En outre, la NASA a expliqué dans un communiqué que ses scientifiques allaient être confrontés à « plusieurs challenges ». Et elle en a détaillé l’un d’eux: « protéger la Terre de Mars ». C’est-à-dire qu’il faut éviter à tout prix que les échantillons martiens – bien que l’agence juge « peu probable » qu’ils contiennent des organismes vivants – ne contamine notre planète. Et, inversement, il faudra empêcher la contamination de la roche martienne par des organismes terriens.

Pour ce faire, il s’agira, bien sûr, de veiller à ce que l’ensemble des échantillons restent bien scellés durant leur voyage. De plus, il faudra veiller à sceller parfaitement le conteneur dans lequel ils seront transportés. Et de le stériliser « sans oblitérer les importantes signatures chimiques des carottes rocheuses qu’il contient ».

Parmi les techniques envisagées figure le brasage. Cette technique consiste à faire fondre un alliage métallique dans un liquide qui colle le métal ensemble. Cela permet de sceller le conteneur d’échantillons à une température suffisamment élevée pour stériliser toute poussière qui pourrait rester dans le joint, estime l’agence spatiale américaine.

« L’un de nos plus grands défis techniques actuels est que, à quelques centimètres d’un métal qui fond à environ 1.000 degrés Fahrenheit (ou 538 degrés Celsius), nous devons maintenir ces extraordinaires échantillons martiens en dessous de la température la plus élevée qu’ils aient pu connaître sur Mars, soit environ 86 degrés Fahrenheit (30 degrés Celsius) », a précisé Brendan Feehan, un des ingénieur travaillant sur cette mission. « Les premiers résultats des tests de notre solution de brasage ont confirmé que nous sommes sur la bonne voie. »

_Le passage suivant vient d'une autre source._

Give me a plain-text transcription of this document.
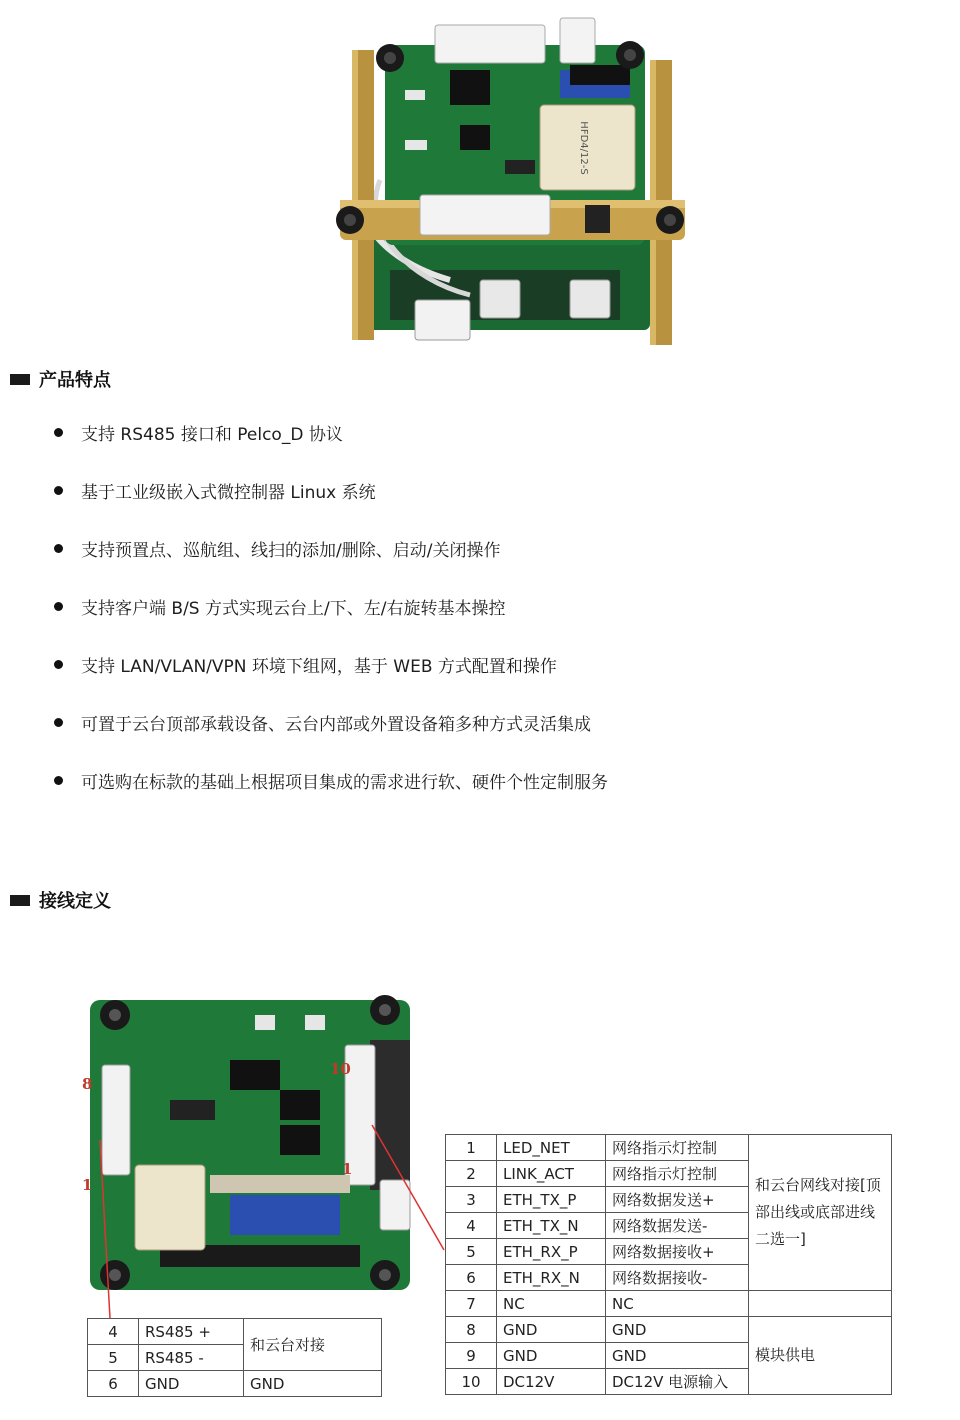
HFD4/12-S
产品特点
支持 RS485 接口和 Pelco_D 协议
基于工业级嵌入式微控制器 Linux 系统
支持预置点、巡航组、线扫的添加/删除、启动/关闭操作
支持客户端 B/S 方式实现云台上/下、左/右旋转基本操控
支持 LAN/VLAN/VPN 环境下组网，基于 WEB 方式配置和操作
可置于云台顶部承载设备、云台内部或外置设备箱多种方式灵活集成
可选购在标款的基础上根据项目集成的需求进行软、硬件个性定制服务
接线定义
8
1
10
1
4	RS485 +	和云台对接
5	RS485 -	
6	GND	GND
1	LED_NET	网络指示灯控制	和云台网线对接[顶部出线或底部进线二选一]
2	LINK_ACT	网络指示灯控制	
3	ETH_TX_P	网络数据发送+	
4	ETH_TX_N	网络数据发送-	
5	ETH_RX_P	网络数据接收+	
6	ETH_RX_N	网络数据接收-	
7	NC	NC	
8	GND	GND	模块供电
9	GND	GND	
10	DC12V	DC12V 电源输入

L’objectif est d’appliquer la chaleur uniquement là où elle est nécessaire pour le brasage, limitant ainsi le flux de chaleur vers les échantillons. En outre, les ingénieurs pourraient isoler les échantillons dans un matériau qui absorberait la chaleur et la restituerait très lentement. Ils songent aussi à installer des conducteurs qui dirigeraient la chaleur loin des échantillons.